Kubernetes Error Notifications in Slack with Botkube

16 min read
  • kubernetes
  • slack
  • botkube

Prerequisites

In order to use this guide, I assume you already have:

  • A Kubernetes Cluster up and running
  • Botkube installed on your cluster
  • Slack App for Botkube installed in your workspace

In case you don’t fullfill all of them, please follow the links attached for the setup.

Notifications

Imagine you’re managing a Kubernetes cluster and want to keep an eye on any errors occurring in your apps. With Botkube, we can get chat notifications about issues detected from Kubernetes events. This approach improves the platform team’s reaction time quite a bit.

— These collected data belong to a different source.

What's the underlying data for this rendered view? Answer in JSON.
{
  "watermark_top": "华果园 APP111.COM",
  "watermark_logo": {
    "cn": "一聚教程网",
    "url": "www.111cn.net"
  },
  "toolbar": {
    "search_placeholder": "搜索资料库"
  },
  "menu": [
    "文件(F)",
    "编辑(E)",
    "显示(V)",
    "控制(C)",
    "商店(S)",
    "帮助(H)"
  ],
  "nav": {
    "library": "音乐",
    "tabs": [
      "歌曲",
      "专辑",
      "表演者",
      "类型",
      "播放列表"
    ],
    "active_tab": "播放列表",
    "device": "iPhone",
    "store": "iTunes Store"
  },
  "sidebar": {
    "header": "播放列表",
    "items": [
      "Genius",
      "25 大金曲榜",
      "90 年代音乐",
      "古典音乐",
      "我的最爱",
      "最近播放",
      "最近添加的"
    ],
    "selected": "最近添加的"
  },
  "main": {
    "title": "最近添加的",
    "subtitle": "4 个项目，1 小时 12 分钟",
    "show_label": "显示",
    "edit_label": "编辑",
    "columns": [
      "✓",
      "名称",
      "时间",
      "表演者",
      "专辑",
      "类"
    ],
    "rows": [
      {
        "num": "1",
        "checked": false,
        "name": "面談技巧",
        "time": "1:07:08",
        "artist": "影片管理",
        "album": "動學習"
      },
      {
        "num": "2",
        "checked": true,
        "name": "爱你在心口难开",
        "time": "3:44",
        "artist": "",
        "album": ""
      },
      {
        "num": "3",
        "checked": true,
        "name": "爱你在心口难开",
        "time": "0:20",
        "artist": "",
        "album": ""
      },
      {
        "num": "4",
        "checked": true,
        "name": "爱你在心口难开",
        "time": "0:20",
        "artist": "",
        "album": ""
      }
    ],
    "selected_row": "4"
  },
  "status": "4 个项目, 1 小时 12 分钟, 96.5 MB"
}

In the screenshot below for instance, you can see an error notified on Slack due to an OutOfMemory issue:

Botkube OOM notification on Slack

Configuration

The configuration can be created in Botkube’s global-config configmap if you are using the default structure. There you can add your event sources.

Since the global configmap could become quite big and needs proper indentation and formatting, I suggest using Kustomize to generate it. It allows the creation of a plain YAML file for Botkube’s config, which can be then used to generate a regular Kubernetes configmap.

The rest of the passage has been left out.